Gunmen in armoured vehicles have stormed a village in Kosovo, battling police and barricading themselves in a Serbian Orthodox monastery.
Kosovo police said one officer and three of about 30 attackers were killed in shootouts around the village of Banjska on Sunday.
Monks and pilgrims were locked in the monastery’s temple, the church said, as the siege raged for hours.
Ethnic Albanians form more than 90 percent of the population in Kosovo, a former province of Serbia, but Serbs are the majority in the north and there were clashes in May that injured dozens of protesters and NATO alliance peacekeepers.
The Serbs have never accepted Kosovo’s 2008 declaration of independence and still see Belgrade as their capital more than two decades after the Kosovo Albanian uprising against Serbian rule.
It was not immediately clear who was behind Sunday’s violence, but Kosovo’s Prime Minister Albin Kurti and Interior Minister Xhelal Svecla blamed “Serbia-sponsored criminals”.
“They are professionals, with military and police backgrounds,” said Kurti, urging their surrender.
The Serbian Orthodox Church’s diocese of Raska-Prizren, which includes Banjska, said men in an armoured vehicle stormed the monastery compound, forcing monks and visiting faithful to lock themselves inside the temple.
“Armed masked men move around the courtyard and occasional gunshots are heard,” it said in a statement.
“The Diocese strongly condemns the open violence being applied at the Serbian Orthodox Church religious facility, urging all sides to end the conflict as soon as possible.”
Kosovo police said that two trucks with no licence plates had blocked a bridge at the entrance of the village. Three police units were sent to unblock it but came under fire from different positions with different weapons, hand grenades and bombs.
The latest incident has forced Kosovo to shut its border crossing with Serbia in Jarinje, according to the Albanian language news site published in Kosovo, Telegrafi.
Kosovar President Vjosa Osmani, who is in New York at the United Nations General Assembly, denounced the killing and the “attacks against the Republic of Kosovo’s sovereignty”.

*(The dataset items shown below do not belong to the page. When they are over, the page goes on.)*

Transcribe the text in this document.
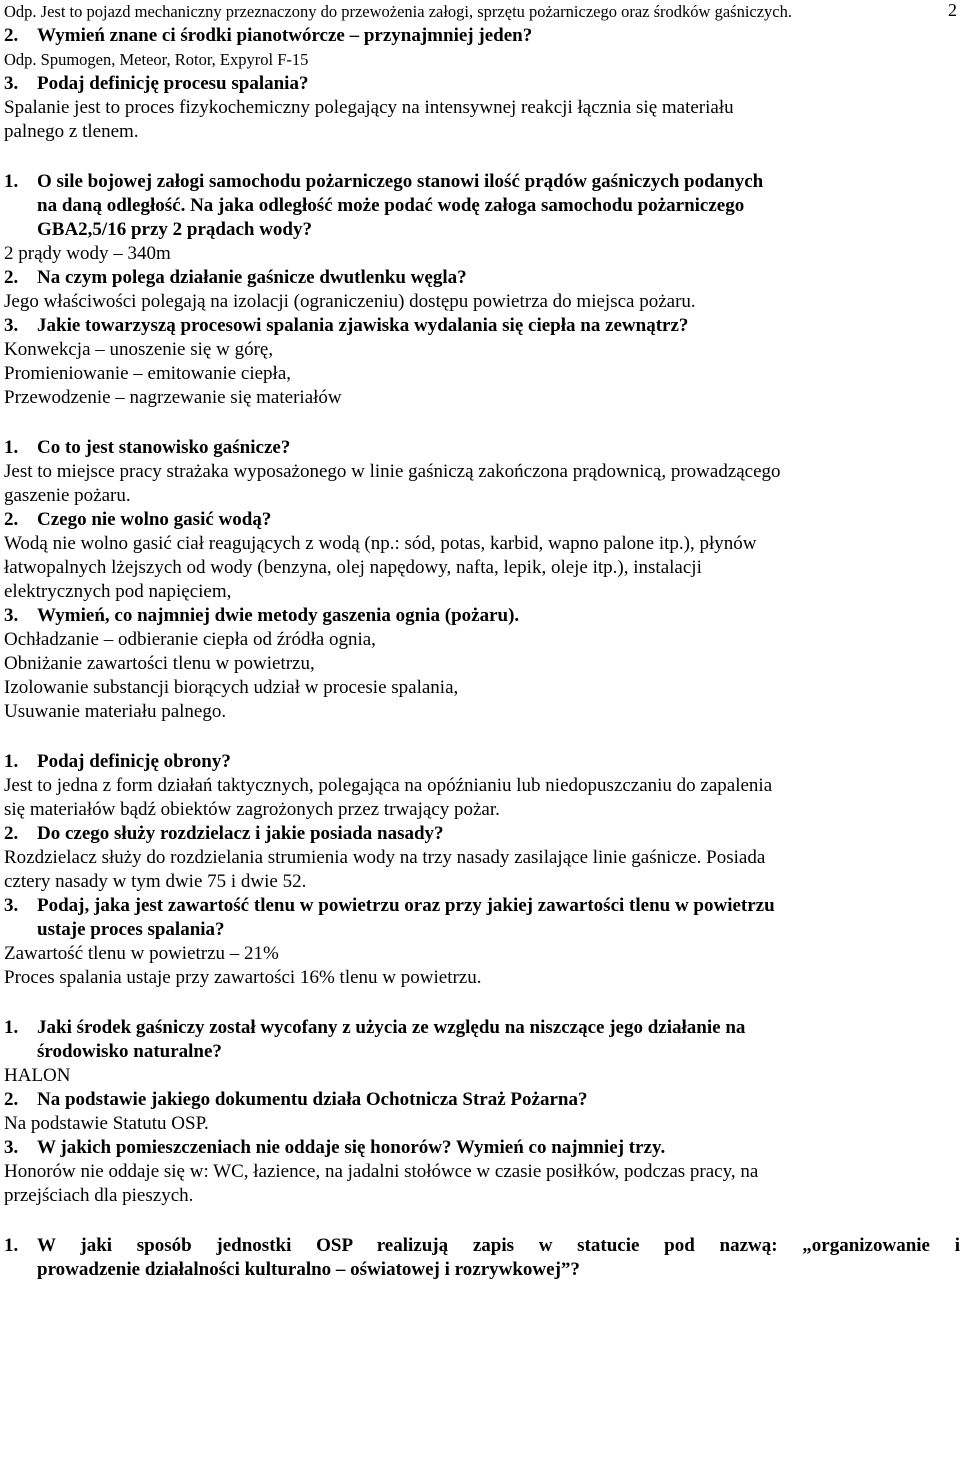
2
Odp. Jest to pojazd mechaniczny przeznaczony do przewożenia załogi, sprzętu pożarniczego oraz środków gaśniczych.
2. Wymień znane ci środki pianotwórcze – przynajmniej jeden?
Odp. Spumogen, Meteor, Rotor, Expyrol F-15
3. Podaj definicję procesu spalania?
Spalanie jest to proces fizykochemiczny polegający na intensywnej reakcji łącznia się materiału
palnego z tlenem.
1. O sile bojowej załogi samochodu pożarniczego stanowi ilość prądów gaśniczych podanych
na daną odległość. Na jaka odległość może podać wodę załoga samochodu pożarniczego
GBA2,5/16 przy 2 prądach wody?
2 prądy wody – 340m
2. Na czym polega działanie gaśnicze dwutlenku węgla?
Jego właściwości polegają na izolacji (ograniczeniu) dostępu powietrza do miejsca pożaru.
3. Jakie towarzyszą procesowi spalania zjawiska wydalania się ciepła na zewnątrz?
Konwekcja – unoszenie się w górę,
Promieniowanie – emitowanie ciepła,
Przewodzenie – nagrzewanie się materiałów
1. Co to jest stanowisko gaśnicze?
Jest to miejsce pracy strażaka wyposażonego w linie gaśniczą zakończona prądownicą, prowadzącego
gaszenie pożaru.
2. Czego nie wolno gasić wodą?
Wodą nie wolno gasić ciał reagujących z wodą (np.: sód, potas, karbid, wapno palone itp.), płynów
łatwopalnych lżejszych od wody (benzyna, olej napędowy, nafta, lepik, oleje itp.), instalacji
elektrycznych pod napięciem,
3. Wymień, co najmniej dwie metody gaszenia ognia (pożaru).
Ochładzanie – odbieranie ciepła od źródła ognia,
Obniżanie zawartości tlenu w powietrzu,
Izolowanie substancji biorących udział w procesie spalania,
Usuwanie materiału palnego.
1. Podaj definicję obrony?
Jest to jedna z form działań taktycznych, polegająca na opóźnianiu lub niedopuszczaniu do zapalenia
się materiałów bądź obiektów zagrożonych przez trwający pożar.
2. Do czego służy rozdzielacz i jakie posiada nasady?
Rozdzielacz służy do rozdzielania strumienia wody na trzy nasady zasilające linie gaśnicze. Posiada
cztery nasady w tym dwie 75 i dwie 52.
3. Podaj, jaka jest zawartość tlenu w powietrzu oraz przy jakiej zawartości tlenu w powietrzu
ustaje proces spalania?
Zawartość tlenu w powietrzu – 21%
Proces spalania ustaje przy zawartości 16% tlenu w powietrzu.
1. Jaki środek gaśniczy został wycofany z użycia ze względu na niszczące jego działanie na
środowisko naturalne?
HALON
2. Na podstawie jakiego dokumentu działa Ochotnicza Straż Pożarna?
Na podstawie Statutu OSP.
3. W jakich pomieszczeniach nie oddaje się honorów? Wymień co najmniej trzy.
Honorów nie oddaje się w: WC, łazience, na jadalni stołówce w czasie posiłków, podczas pracy, na
przejściach dla pieszych.
1. W jaki sposób jednostki OSP realizują zapis w statucie pod nazwą: „organizowanie i
prowadzenie działalności kulturalno – oświatowej i rozrywkowej”?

“Such attacks testify once again [to] the destabilising power of the criminal bands organised from Serbia which for a long time … are destabilising Kosovo and the region,” she said.

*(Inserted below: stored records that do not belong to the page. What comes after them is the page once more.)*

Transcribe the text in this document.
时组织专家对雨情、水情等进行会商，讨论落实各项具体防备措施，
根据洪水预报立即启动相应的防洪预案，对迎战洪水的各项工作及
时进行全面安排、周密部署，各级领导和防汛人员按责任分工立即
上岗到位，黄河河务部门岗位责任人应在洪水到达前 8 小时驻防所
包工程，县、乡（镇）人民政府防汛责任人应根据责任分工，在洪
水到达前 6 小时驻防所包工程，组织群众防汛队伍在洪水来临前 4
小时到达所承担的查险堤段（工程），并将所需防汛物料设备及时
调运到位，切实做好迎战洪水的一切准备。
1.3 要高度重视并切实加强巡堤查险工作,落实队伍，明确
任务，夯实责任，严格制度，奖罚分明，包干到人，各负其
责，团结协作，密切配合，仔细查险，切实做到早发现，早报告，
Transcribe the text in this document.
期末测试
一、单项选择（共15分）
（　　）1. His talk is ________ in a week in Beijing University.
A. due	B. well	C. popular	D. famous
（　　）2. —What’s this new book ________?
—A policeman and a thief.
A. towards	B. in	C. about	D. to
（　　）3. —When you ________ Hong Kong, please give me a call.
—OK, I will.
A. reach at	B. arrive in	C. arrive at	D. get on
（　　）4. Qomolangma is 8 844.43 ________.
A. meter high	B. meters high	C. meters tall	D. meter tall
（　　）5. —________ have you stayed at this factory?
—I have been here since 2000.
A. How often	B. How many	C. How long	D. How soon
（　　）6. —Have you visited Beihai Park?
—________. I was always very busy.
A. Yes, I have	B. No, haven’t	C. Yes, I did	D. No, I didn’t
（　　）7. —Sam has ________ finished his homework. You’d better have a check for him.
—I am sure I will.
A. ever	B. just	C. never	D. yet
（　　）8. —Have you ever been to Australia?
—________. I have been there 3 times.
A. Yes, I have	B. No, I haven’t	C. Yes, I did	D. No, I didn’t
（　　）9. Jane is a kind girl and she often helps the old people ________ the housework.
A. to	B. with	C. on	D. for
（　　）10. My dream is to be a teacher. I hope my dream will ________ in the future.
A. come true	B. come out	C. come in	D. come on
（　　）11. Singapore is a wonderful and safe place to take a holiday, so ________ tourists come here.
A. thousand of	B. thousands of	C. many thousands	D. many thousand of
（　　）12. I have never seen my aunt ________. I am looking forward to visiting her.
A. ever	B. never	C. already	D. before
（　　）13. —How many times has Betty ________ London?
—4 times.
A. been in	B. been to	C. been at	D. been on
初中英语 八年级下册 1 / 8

There was no immediate comment from Serbian officials on the incident and the accusation. Serbian President Aleksandar Vucic was expected to give a statement later.
‘Hideous attack’
The European Union’s top diplomat, Josep Borrell, fiercely condemned the “hideous attack” on Sunday, and called for the violence to cease.

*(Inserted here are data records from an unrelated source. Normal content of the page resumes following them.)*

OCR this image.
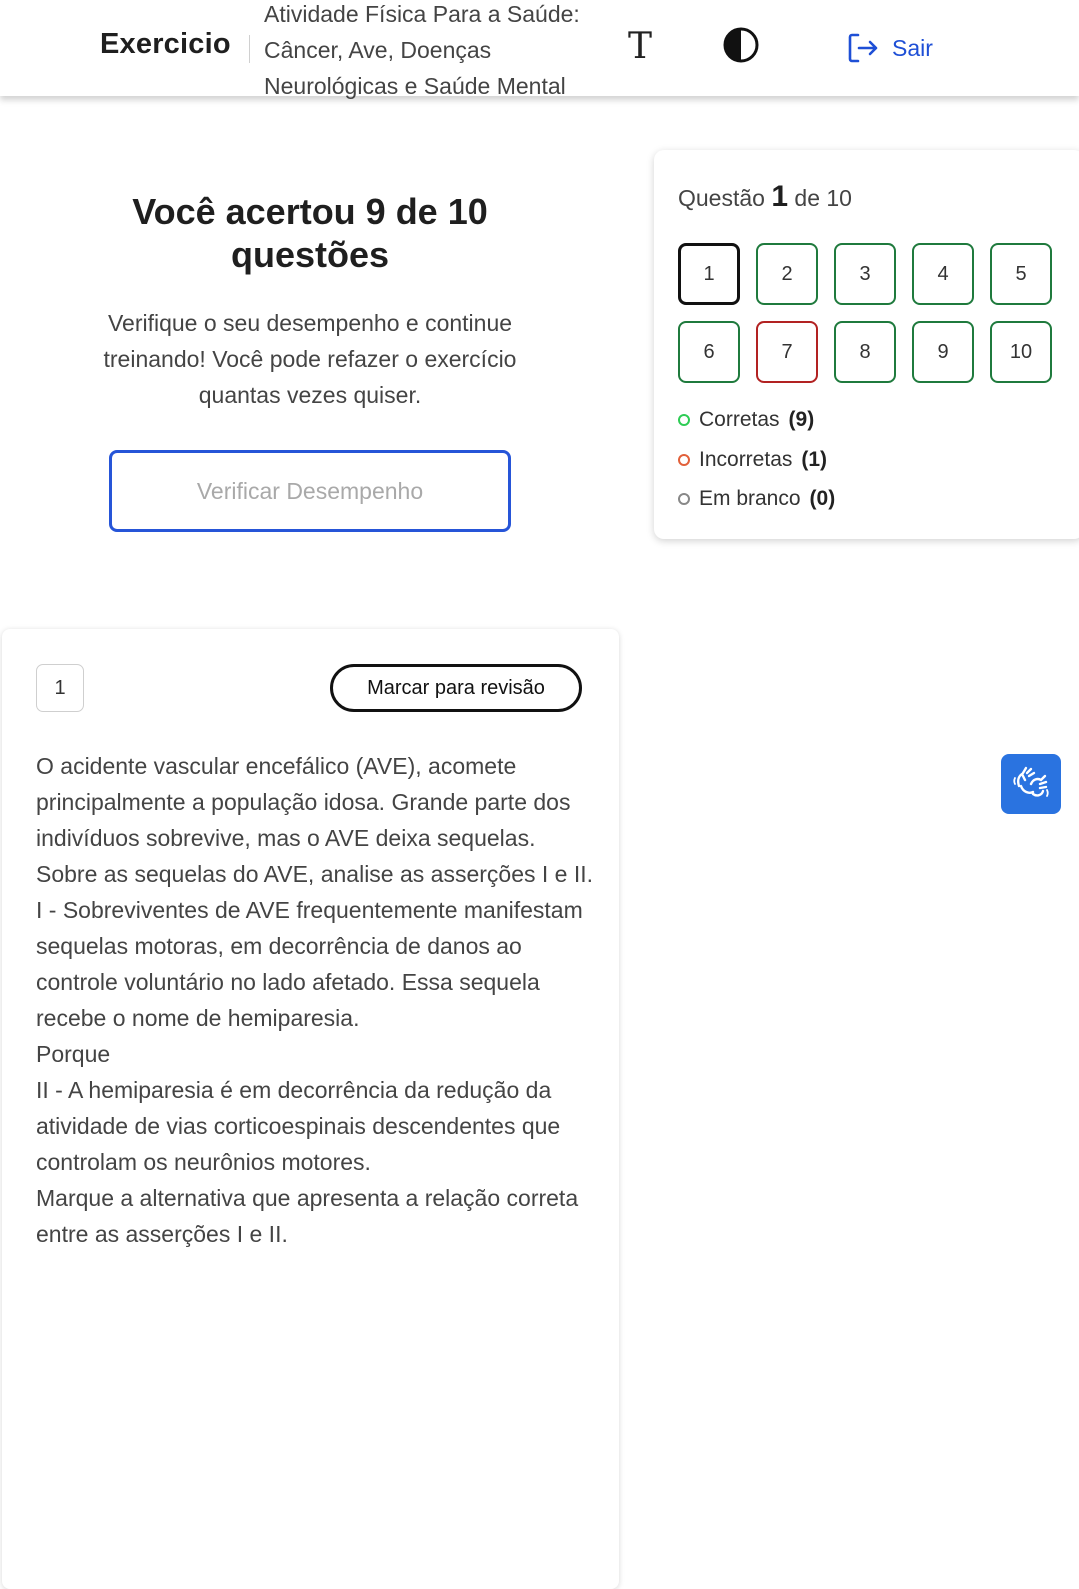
Exercicio
Atividade Física Para a Saúde: Câncer, Ave, Doenças Neurológicas e Saúde Mental
T	Sair
Você acertou 9 de 10 questões
Verifique o seu desempenho e continue treinando! Você pode refazer o exercício quantas vezes quiser.
Verificar Desempenho
Questão 1 de 10
1	2	3	4	5
6	7	8	9	10
Corretas (9)
Incorretas (1)
Em branco (0)
1	Marcar para revisão

O acidente vascular encefálico (AVE), acomete principalmente a população idosa. Grande parte dos indivíduos sobrevive, mas o AVE deixa sequelas. Sobre as sequelas do AVE, analise as asserções I e II.

I - Sobreviventes de AVE frequentemente manifestam sequelas motoras, em decorrência de danos ao controle voluntário no lado afetado. Essa sequela recebe o nome de hemiparesia.

Porque

II - A hemiparesia é em decorrência da redução da atividade de vias corticoespinais descendentes que controlam os neurônios motores.

Marque a alternativa que apresenta a relação correta entre as asserções I e II.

“All facts about the attack need to be established. The responsible perpetrators must face justice,” he said.
Miroslav Lajčák, the EU special representative for Belgrade-Pristina dialogue, condemned the “horrific attack” on social media, adding that any form of violence is “absolutely unacceptable.”
Erion Veliaj, the mayor of Tirana, Albania, also issued a statement calling the incident “unparalleled barbarism”, according to the news website 360grade.
Meanwhile, KFOR, a NATO-led international peacekeeping force in Kosovo, has said that it continues to closely monitor the situation in Banjska, and its troops were present nearby and ready to respond if required.
Tensions have been smouldering for months in the former Serbian province following Kosovo’s decision to install ethnic Albanian mayors in four Serb-majority municipalities last May.
The decision ignited clashes that left more than 90 NATO peacekeeping soldiers and some 50 Serb protesters injured in northern Kosovo.
Ethnic Albanians form more than 90 percent of the population in Kosovo, with Serbs being the majority only in its northern region, near the Serbian border, where a Serb-majority municipalities association is planned.
EU-sponsored talks on normalising relations between Kosovo and Serbia, two former wartime foes, stalled again last week, with Borrell blaming Kurti for failing to set up the association of Serb-majority municipalities, which would give them more autonomy.
In February, the EU put forward a 10-point plan to end months of political crises. Kurti and Vucic gave their approval at the time, but with some reservations that have still not been resolved.